Jakarta – Lokataru Foundation mengungkapkan adanya dugaan kecurangan dalam pelaksanaan Pemilihan Kepala Daerah (Pilkada) 2024 di wilayah Papua.
Dalam pemantauannya, di 43 kota dan kabupaten di enam provinsi baru di Papua, serta di daerah lain seperti Banten, DKI Jakarta, dan Sulawesi Selatan. Lokataru menemukan sejumlah pelanggaran yang melibatkan aparatur negara, penyelenggara pemilu, hingga pasangan calon (Paslon).
Selain itu, pemantauan ini telah dilakukan dengan berbagai metode, seperti monitoring media lokal dan nasional, analisis media sosial, serta pengumpulan laporan melalui posko aduan masyarakat.
BACA JUGA:Â Puluhan Orang Terjatuh Pingsan saat Kampanye Akbar Andra Soni-Dimyati
Proses ini berlangsung sejak awal November hingga 24 November 2024, dengan fokus pada periode setelah penetapan Paslon untuk posisi Gubernur, Walikota, dan Bupati.
“Sebanyak 25 dugaan pelanggaran telah diverifikasi.

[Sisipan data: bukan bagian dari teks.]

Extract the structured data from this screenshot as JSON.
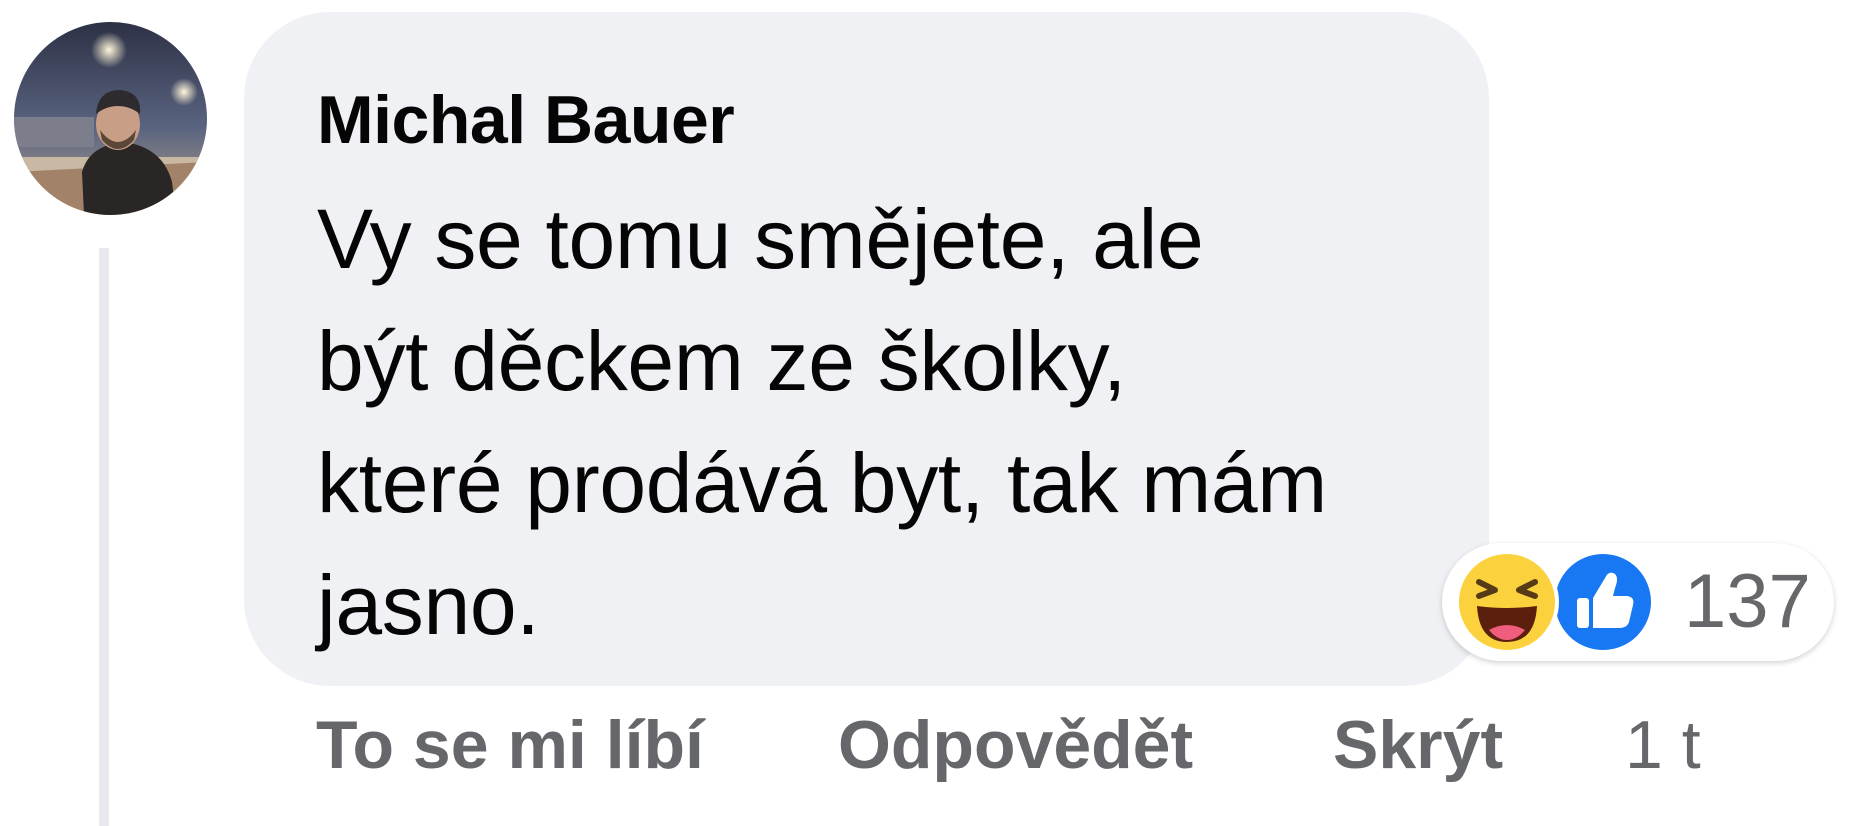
{
  "comment": {
    "author": "Michal Bauer",
    "text": "Vy se tomu smějete, ale být děckem ze školky, které prodává byt, tak mám jasno.",
    "timestamp": "1 t"
  },
  "reactions": {
    "icons": [
      "haha-emoji",
      "like-thumb"
    ],
    "count": "137"
  },
  "actions": {
    "like_label": "To se mi líbí",
    "reply_label": "Odpovědět",
    "hide_label": "Skrýt"
  },
  "colors": {
    "bubble_bg": "#f0f1f5",
    "secondary_text": "#65676b",
    "like_blue": "#1877f2",
    "haha_yellow": "#fcd13e"
  }
}
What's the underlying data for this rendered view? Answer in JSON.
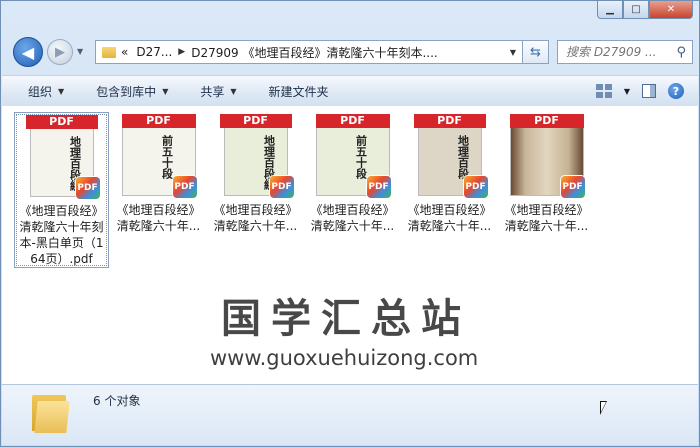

Jenis pelanggaran mencakup pidana pemilu, administratif, kode etik, hingga penyalahgunaan sumber daya negara,” ungkap Delpedro Marhaen Direktur Eksekutif Lokataru Foundation dalam siaran pers, Minggu (24/11/2024).
Bentuk-Bentuk Pelanggaran
Adapun, beragam pelanggaran yang ditemukan meliputi:
1. Ketidaknetralan Aparatur Sipil Negara (ASN)
- Di Jayapura, Pjs Wali Kota Christian Sohilait diduga mengarahkan pejabat distrik hingga kampung untuk mendukung pasangan calon Gubernur Mathius Fakhiri dan Aryoko Rumaropen.
- Di Merauke, Kepala Distrik Muting diduga menghadiri kampanye salah satu calon.
- Kasus serupa juga terjadi di Asmat dan Boven Digoel, dengan indikasi keterlibatan ASN dalam tim pemenangan.
2. Penyalahgunaan Wewenang dan Sumber Daya Negara
- Di Fakfak, pasangan calon Untung Tamsil dan Yohana Dina Hindom diduga memanfaatkan program pemerintah seperti pengangkatan tenaga honorer dan bantuan modal usaha untuk UMKM.
- Dugaan serupa melibatkan Calon Wali Kota Jayapura, Jhony Banua Rouw, yang diduga menggunakan program renovasi rumah warga untuk kepentingan kampanye.
3. Intervensi Penyelenggara Pemilu
Selanjutnya, KPU Pusat diduga menonaktifkan lima komisioner KPU Fakfak setelah mereka menindaklanjuti rekomendasi Bawaslu untuk mencoret salah satu Paslon.